Abstract

The Central Range of New Guinea is an orogenic belt up to 100 km wide and more than 1300 km long with numerous peaks over 3 km high. The orogen was generated since the middle Miocene by the collisional underthrusting of the northern passive margin of the Australian continent into a north-dipping subduction zone beneath the Melanesian island arc. South of Puncak Jaya, the highest peak in New Guinea, Pliocene–Pleistocene uplift and unroofing have exposed Tertiary carbonates and Mesozoic clastic rocks of a rift and passive-margin sequence above unmetamorphosed Paleozoic strata and greenschist-facies slates probably of Precambrian age. Eight magmatic apatite samples from Pliocene intrusions of intermediate composition in the Gunung Bijih (Ertsberg) mining district at the crest of the Central Range in Irian Jaya, Indonesia, yield pooled fission-track ages ranging between 3.7 ± 0.9 and 2.0 ± 0.3 Ma (±1σ).
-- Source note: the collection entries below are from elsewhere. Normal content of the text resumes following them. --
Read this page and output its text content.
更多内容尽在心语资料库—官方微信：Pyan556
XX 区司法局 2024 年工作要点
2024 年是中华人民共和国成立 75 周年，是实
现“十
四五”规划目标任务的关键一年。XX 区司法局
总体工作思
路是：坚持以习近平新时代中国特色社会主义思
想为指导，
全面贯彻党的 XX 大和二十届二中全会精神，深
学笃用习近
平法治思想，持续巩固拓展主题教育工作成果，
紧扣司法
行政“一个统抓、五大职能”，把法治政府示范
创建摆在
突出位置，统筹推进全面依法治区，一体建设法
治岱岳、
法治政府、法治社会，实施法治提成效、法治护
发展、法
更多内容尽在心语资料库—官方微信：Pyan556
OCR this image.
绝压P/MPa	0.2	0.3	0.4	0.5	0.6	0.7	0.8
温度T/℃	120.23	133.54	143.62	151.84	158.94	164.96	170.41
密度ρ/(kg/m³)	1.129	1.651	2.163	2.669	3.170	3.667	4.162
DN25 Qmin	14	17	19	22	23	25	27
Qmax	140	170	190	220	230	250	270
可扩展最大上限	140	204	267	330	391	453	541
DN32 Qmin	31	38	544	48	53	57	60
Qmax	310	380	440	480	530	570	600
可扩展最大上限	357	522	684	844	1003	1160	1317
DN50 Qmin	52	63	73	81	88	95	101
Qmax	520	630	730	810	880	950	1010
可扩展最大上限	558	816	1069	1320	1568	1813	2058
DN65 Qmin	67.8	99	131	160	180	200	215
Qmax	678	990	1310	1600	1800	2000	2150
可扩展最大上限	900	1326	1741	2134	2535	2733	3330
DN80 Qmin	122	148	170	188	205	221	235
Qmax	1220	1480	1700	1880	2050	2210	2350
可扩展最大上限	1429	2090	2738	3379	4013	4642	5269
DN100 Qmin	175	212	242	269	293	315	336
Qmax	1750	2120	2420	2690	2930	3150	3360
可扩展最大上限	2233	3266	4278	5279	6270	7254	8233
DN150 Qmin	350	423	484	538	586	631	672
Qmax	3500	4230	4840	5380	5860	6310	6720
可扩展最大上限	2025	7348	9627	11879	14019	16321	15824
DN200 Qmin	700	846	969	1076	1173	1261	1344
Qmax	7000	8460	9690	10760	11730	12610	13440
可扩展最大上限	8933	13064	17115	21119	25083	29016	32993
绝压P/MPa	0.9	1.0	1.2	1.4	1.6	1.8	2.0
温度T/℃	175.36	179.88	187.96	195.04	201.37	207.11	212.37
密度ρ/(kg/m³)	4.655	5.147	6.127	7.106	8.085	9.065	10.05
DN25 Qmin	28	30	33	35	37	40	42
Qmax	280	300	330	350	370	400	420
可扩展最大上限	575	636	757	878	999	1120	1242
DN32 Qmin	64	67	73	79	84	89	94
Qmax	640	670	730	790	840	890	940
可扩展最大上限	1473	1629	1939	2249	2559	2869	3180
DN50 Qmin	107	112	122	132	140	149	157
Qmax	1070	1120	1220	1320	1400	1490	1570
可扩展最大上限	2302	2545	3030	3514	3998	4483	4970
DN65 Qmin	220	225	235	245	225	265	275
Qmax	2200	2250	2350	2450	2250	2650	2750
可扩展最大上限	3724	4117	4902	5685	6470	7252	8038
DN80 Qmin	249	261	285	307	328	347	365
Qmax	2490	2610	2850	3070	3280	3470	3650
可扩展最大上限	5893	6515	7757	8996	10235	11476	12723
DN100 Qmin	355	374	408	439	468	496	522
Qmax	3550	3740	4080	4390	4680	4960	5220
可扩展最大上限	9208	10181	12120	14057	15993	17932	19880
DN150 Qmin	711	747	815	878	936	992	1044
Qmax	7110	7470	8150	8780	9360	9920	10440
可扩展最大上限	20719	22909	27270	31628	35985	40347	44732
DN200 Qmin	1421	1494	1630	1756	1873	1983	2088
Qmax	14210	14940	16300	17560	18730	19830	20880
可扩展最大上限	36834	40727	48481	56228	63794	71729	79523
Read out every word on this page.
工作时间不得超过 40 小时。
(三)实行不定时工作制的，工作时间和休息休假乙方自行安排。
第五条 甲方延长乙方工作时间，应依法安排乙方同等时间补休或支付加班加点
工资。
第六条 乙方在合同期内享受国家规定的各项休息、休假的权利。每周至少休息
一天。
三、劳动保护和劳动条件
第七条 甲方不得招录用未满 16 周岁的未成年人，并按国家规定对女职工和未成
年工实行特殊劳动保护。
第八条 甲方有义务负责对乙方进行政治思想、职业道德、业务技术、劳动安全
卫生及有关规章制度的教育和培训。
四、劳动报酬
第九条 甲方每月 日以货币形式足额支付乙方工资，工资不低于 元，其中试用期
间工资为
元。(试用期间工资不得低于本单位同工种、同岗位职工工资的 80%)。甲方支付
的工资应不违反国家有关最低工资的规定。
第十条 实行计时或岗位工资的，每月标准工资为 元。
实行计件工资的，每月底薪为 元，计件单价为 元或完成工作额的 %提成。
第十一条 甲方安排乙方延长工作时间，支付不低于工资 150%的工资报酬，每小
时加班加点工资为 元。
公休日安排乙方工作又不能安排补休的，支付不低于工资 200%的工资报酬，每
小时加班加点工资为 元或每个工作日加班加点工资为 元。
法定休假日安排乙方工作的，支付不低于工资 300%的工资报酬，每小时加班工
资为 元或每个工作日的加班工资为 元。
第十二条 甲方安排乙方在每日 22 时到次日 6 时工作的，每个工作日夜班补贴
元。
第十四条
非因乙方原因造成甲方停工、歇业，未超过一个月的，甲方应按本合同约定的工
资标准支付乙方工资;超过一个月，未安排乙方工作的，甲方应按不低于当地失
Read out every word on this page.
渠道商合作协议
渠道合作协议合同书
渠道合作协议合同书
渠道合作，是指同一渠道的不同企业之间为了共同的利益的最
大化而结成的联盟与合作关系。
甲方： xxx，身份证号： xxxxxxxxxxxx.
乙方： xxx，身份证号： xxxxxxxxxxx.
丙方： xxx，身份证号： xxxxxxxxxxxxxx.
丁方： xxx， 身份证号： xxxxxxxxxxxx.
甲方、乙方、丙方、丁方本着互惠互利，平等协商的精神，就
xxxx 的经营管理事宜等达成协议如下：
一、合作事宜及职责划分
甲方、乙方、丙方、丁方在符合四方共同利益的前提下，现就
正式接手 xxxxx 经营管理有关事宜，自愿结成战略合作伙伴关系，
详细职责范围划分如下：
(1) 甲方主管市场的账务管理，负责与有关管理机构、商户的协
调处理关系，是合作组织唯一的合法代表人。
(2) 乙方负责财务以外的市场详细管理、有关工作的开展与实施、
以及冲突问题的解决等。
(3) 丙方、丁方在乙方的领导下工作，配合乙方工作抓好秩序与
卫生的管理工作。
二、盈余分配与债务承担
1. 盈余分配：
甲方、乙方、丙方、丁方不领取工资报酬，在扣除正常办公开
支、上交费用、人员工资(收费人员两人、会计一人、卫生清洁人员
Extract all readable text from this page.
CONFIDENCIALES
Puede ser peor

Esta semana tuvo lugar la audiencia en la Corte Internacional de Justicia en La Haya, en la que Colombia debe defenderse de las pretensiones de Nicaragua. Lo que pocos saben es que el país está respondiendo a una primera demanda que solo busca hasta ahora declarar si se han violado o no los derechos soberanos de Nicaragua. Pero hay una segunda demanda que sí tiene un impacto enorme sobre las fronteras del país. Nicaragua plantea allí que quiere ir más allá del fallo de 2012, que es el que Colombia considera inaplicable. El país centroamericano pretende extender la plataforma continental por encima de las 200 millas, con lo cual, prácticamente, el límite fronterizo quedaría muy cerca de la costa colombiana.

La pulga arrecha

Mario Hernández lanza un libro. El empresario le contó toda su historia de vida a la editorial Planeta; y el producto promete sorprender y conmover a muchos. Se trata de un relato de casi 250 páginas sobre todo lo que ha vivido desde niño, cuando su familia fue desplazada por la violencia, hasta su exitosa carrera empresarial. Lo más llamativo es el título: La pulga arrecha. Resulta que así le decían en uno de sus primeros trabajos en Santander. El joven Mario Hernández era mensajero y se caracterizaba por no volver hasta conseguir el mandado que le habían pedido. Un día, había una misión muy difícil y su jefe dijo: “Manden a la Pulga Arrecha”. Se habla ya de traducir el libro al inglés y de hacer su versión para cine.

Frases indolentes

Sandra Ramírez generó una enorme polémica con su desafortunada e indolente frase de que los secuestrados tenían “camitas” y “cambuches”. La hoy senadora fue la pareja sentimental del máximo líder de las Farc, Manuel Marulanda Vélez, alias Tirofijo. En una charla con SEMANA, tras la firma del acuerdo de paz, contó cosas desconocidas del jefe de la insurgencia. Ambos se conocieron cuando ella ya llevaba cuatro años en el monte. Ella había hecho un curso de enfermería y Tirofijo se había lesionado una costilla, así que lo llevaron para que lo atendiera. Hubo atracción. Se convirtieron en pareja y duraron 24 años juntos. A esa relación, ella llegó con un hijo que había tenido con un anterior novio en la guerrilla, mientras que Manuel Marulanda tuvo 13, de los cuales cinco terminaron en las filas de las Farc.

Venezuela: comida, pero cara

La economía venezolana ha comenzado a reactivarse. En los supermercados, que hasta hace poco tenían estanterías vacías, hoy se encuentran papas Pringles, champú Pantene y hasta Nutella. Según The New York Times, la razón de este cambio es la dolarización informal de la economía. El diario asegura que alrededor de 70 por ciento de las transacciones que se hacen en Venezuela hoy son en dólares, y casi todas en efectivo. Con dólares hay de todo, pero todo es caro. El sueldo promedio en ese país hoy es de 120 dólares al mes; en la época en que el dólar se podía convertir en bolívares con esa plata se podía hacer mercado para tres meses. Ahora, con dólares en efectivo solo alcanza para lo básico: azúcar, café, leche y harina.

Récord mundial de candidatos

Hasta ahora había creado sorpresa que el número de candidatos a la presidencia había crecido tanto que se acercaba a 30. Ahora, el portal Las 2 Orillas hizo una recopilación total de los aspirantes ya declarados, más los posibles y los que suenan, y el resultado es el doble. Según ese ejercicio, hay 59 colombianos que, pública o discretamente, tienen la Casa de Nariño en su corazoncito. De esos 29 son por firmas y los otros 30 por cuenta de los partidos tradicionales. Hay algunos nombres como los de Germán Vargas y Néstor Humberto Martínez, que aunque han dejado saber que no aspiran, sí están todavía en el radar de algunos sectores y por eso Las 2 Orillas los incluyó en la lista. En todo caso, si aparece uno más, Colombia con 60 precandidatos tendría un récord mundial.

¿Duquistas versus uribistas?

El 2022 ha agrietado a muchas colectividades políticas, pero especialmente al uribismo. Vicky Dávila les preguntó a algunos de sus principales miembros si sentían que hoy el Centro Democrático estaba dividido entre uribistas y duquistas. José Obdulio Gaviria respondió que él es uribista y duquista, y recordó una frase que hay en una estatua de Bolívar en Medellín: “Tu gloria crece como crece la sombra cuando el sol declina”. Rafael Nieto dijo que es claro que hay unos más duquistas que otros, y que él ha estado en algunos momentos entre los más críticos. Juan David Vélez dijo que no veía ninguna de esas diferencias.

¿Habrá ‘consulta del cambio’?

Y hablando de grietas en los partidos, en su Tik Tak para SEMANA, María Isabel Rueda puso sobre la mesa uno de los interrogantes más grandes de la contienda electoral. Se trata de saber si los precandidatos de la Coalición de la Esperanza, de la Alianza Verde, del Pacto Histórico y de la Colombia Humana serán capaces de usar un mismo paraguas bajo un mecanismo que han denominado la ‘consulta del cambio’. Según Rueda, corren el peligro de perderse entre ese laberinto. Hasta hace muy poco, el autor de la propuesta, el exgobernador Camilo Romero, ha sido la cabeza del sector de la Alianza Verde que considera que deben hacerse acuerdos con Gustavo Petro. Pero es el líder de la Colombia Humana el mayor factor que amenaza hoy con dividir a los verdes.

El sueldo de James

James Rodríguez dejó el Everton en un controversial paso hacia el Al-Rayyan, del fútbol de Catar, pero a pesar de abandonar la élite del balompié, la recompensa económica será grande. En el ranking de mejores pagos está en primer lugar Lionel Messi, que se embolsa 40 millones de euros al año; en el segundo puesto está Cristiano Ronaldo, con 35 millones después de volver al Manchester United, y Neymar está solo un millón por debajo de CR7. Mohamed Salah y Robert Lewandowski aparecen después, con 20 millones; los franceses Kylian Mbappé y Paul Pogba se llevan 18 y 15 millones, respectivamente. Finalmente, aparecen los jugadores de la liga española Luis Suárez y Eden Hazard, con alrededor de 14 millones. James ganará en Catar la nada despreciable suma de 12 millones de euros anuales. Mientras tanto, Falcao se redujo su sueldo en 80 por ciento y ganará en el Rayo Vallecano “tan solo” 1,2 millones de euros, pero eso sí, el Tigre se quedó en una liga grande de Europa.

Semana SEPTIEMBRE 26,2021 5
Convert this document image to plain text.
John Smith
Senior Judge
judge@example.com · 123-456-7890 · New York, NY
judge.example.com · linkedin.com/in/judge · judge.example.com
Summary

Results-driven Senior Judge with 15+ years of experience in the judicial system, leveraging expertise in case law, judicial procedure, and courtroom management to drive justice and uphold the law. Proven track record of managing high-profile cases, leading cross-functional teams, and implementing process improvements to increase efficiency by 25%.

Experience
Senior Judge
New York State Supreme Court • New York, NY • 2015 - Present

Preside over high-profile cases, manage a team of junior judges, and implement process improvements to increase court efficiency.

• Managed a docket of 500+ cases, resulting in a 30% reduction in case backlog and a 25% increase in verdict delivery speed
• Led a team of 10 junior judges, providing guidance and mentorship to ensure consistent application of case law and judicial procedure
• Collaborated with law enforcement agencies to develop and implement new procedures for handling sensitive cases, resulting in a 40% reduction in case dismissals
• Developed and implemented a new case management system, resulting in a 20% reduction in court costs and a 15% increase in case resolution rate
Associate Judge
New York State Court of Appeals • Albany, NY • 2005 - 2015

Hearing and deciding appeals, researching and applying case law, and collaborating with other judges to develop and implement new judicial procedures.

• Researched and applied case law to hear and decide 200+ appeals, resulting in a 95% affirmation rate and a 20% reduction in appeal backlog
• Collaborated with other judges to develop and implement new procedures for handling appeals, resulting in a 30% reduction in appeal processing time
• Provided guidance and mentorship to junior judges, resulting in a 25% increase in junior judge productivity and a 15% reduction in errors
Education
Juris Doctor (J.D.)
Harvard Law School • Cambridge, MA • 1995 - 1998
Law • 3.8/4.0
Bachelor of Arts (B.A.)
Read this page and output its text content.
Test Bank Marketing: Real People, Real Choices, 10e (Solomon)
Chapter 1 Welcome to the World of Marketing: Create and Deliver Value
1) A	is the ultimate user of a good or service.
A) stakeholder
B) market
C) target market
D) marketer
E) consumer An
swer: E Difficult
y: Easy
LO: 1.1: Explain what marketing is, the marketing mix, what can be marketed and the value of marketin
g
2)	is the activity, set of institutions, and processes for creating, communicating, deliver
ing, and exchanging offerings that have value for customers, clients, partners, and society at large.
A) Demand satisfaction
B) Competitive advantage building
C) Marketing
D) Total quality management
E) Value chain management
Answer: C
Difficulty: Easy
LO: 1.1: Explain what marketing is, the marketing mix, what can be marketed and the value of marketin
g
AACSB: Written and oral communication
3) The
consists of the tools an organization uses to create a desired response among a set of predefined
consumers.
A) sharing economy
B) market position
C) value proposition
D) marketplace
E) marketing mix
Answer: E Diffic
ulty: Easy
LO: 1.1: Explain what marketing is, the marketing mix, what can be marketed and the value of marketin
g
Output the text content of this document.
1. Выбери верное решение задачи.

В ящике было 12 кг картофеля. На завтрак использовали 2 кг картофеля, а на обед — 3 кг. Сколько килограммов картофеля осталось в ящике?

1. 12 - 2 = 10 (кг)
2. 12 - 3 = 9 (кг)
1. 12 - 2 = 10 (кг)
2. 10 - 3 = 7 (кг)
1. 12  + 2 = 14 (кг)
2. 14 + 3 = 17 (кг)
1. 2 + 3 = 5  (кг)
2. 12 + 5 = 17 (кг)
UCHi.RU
Long etchable mean track lengths (>14 µm) and narrow track length distributions indicate rapid cooling, as expected for shallow-level intrusions. These track-length data and the observation that the Grasberg pluton was emplaced into its own volcanic cover indicate that <2 km of material has been eroded from the top of this part of the range since the Pliocene. Seven detrital apatite samples from the Triassic-Jurassic Tipuma and the Carboniferous–Permian Aiduna Formations and apatite from two igneous dikes exposed halfway down the southern slope of the range yield pooled fission-track ages ranging between 2.7 ± 0.7 and 2.0 ± 0.5 Ma (±1σ). Etchable mean track lengths of ≈9–12 µm and wide track length distributions indicate slower cooling compared to the Pliocene intrusions. Complete resetting of provenance fission-track ages in detrital apatite requires burial deeper than ≈4 km. Unroofing rates are ≈1.7 km/m.y. on the southern flank of the range but >0.7 km/m.y. at the crest. These fission-track data combined with local and regional geologic relationships indicate that unroofing of the Irian fold belt occurred at least two and a half times faster, and perhaps more than five times faster, on the lower slope than at the crest. This difference is probably due to regional weather patterns that result in up to ≈ 11 m/yr of orographically induced precipitation on the southern slope of the Irian Central Range but only ≈3 m/yr near the highest elevations.